Houve eleições, e o país que tem opiniões decidiu que há uma crise da direita. Descansem: não vou contestar a sabedoria oficial. Há certamente uma crise da direita. Mas a crise da direita não é só a crise da direita. É, para começar, a crise do regime e do país.

Na melhor conjuntura mundial de todos os tempos – juros baixos, energia barata, mercados ainda abertos –, a economia portuguesa conseguiu crescer menos do que quase todas as outras economias europeias, a começar pela espanhola. O custo fiscal e regulatório da protecção do Estado às suas clientelas não perdoou. Mas como sair daqui, se o país se afundou em desequilíbrios que agora limitam todas as mudanças? Como António Costa aliás lembrou durante a campanha eleitoral, qualquer “choque fiscal”, ao começar por gerar défice, implicaria provavelmente um choque externo. Como, aliás, qualquer política forte de despesa pública. Não temos opções. A crise da direita é, em primeiro lugar, a crise de um país sem margem para variar em relação às exigências da Comissão Europeia e do BCE, de que depende o financiamento externo. A abstenção, que no domingo atingiu o máximo em eleições legislativas, não terá a ver só com isso, mas também tem a ver com isso, por mais que o comentário oficial prefira explicações técnicas e soporíferas comparações internacionais.

Por tudo isto, como poderia a crise ser só da direita?  É claro que não é. É também da esquerda. Em 2015, PS, BE e PCP tinham sido oposição durante uma das piores conjunturas do país. Pois nem assim o PS ganhou as eleições nem o BE e o PCP cresceram. Em 2019, PS, BE e PCP governaram ou apoiaram a governação durante uma das melhores conjuntura de sempre. Pois nem assim o PS conseguiu uma votação superior à da coligação de direita em 2015, enquanto o BE e o PCP perderam, juntos, mais de 150 mil votos. As esquerdas não têm resposta para a crise do país, e o país sabe. Estão penduradas no poder, mas para garantirem o financiamento externo tiveram de sujeitar o Estado social aos cortes de que acusaram a direita. Depois de anos a contestar Bruxelas, tornaram-se o seu partido em Portugal. Não têm ideias, apenas o desespero suficiente para se agarrarem ao Estado custe o que custar.

Sim, sem dúvida que há uma crise da direita. Mas é também a crise daqueles que, no PSD e no CDS, se convenceram de que, para escaparem à crise, basta fingirem que não são de direita. A direcção do CDS aceitava o nome, mas não a coisa: a sua grande preocupação foi frequentemente provar que afinal a direita era como a esquerda. A direcção do PSD não aceita nem a coisa, nem o nome: julga que a salvação está nos acordos com o PS, para o que está disposta a reduzir-se um grande partido à dimensão da pequena seita de um líder regional.
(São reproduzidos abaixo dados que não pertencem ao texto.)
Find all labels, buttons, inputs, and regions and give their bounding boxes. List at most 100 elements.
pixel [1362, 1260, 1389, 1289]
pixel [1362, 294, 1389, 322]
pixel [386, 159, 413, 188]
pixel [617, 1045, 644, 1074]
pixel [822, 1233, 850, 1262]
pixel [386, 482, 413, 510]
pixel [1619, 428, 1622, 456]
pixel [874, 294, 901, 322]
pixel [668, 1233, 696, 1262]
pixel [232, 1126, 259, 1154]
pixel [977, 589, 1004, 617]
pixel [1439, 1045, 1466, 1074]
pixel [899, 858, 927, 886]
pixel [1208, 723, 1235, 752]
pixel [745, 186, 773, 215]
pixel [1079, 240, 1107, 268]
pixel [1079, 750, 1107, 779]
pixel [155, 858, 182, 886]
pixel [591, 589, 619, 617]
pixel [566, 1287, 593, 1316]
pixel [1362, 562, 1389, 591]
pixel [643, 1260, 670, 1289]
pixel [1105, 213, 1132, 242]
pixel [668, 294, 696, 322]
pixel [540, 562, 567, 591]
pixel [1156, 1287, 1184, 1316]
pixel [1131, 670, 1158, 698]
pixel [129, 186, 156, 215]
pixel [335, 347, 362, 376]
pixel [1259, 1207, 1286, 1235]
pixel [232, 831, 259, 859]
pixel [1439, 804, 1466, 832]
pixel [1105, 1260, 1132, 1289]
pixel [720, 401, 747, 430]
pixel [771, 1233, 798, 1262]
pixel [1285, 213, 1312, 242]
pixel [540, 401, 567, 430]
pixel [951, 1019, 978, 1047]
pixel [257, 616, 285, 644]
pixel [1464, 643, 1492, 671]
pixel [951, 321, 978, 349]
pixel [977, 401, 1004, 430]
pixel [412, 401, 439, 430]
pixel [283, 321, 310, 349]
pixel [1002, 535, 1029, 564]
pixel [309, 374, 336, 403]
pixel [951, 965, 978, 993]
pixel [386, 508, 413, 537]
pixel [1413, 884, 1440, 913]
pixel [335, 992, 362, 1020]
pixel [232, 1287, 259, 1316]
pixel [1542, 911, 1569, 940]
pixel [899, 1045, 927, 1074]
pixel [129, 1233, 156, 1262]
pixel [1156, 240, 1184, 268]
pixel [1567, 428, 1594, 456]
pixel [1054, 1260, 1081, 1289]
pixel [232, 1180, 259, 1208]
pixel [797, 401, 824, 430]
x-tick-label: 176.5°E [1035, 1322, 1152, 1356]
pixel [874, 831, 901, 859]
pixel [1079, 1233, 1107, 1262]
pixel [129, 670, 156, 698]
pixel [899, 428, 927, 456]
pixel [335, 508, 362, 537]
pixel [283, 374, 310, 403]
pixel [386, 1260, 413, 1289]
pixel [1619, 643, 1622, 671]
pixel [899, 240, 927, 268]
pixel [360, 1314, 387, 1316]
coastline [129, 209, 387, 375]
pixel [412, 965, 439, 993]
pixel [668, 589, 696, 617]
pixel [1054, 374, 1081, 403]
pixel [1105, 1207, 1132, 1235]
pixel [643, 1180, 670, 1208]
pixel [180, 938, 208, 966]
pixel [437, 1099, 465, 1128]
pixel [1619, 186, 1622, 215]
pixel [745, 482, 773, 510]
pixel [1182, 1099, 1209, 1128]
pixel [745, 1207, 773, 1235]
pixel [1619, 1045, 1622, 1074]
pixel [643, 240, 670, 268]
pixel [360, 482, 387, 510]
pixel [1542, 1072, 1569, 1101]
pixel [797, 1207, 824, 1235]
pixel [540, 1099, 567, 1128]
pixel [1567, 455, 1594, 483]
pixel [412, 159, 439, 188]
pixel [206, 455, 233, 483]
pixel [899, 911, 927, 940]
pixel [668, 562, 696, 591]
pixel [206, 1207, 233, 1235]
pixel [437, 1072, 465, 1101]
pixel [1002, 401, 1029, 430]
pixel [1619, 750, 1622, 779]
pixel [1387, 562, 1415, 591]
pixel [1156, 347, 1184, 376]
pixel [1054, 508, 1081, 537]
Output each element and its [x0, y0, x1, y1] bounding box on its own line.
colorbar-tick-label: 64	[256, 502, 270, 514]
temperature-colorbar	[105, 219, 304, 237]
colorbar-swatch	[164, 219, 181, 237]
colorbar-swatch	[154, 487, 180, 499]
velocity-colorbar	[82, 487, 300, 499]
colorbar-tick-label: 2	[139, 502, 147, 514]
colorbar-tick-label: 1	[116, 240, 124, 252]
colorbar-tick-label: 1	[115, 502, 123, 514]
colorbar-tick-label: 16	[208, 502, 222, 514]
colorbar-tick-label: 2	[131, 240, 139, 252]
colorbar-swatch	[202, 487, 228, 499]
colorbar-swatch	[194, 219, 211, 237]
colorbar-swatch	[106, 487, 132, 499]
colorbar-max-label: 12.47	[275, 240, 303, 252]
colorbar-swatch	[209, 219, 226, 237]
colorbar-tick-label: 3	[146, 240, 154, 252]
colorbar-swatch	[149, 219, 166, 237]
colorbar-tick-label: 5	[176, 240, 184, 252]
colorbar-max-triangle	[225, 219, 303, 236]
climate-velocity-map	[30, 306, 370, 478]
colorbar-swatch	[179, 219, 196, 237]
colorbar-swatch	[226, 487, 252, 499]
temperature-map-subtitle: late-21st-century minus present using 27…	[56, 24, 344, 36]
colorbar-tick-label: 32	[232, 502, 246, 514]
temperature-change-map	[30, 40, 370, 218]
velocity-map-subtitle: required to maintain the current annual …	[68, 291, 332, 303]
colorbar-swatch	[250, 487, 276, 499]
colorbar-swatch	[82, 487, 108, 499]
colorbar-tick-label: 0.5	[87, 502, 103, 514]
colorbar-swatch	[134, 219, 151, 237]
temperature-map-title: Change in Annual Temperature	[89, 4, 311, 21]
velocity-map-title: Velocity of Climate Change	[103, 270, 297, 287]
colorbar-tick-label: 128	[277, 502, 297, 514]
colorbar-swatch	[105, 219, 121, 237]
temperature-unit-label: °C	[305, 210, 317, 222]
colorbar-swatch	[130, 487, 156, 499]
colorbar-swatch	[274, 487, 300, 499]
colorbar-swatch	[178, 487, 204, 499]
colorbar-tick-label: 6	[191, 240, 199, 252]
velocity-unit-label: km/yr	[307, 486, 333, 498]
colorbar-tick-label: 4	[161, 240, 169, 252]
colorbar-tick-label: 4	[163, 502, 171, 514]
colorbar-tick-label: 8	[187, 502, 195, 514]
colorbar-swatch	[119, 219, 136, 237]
A fim de se justificar, invoca reformas estruturais a fazer com o PS, quando o PS, por convicção e interesse, nunca promoveu nem promoverá quaisquer reformas desse tipo. Outras, como o esquartejamento regionalista do Estado ou a submissão da justiça, talvez: mas essas, convindo aos partidos, é duvidoso que convenham ao país.

É à direita que está a força reformista do regime. A sua função, desde os anos 1970, tem sido a de adaptar a sociedade portuguesa a viver e a prosperar num mundo mais aberto. Sem essa força, Portugal continuará no impasse que a governação socialista criou. Não é só a direita, é o país e o regime que carecem de novos protagonistas capazes de devolver à sociedade portuguesa o dinamismo de que precisa para corresponder às aspirações dos cidadãos e aos compromissos do Estado. Enquanto houver uma crise da direita, a crise será de todos, até da esquerda.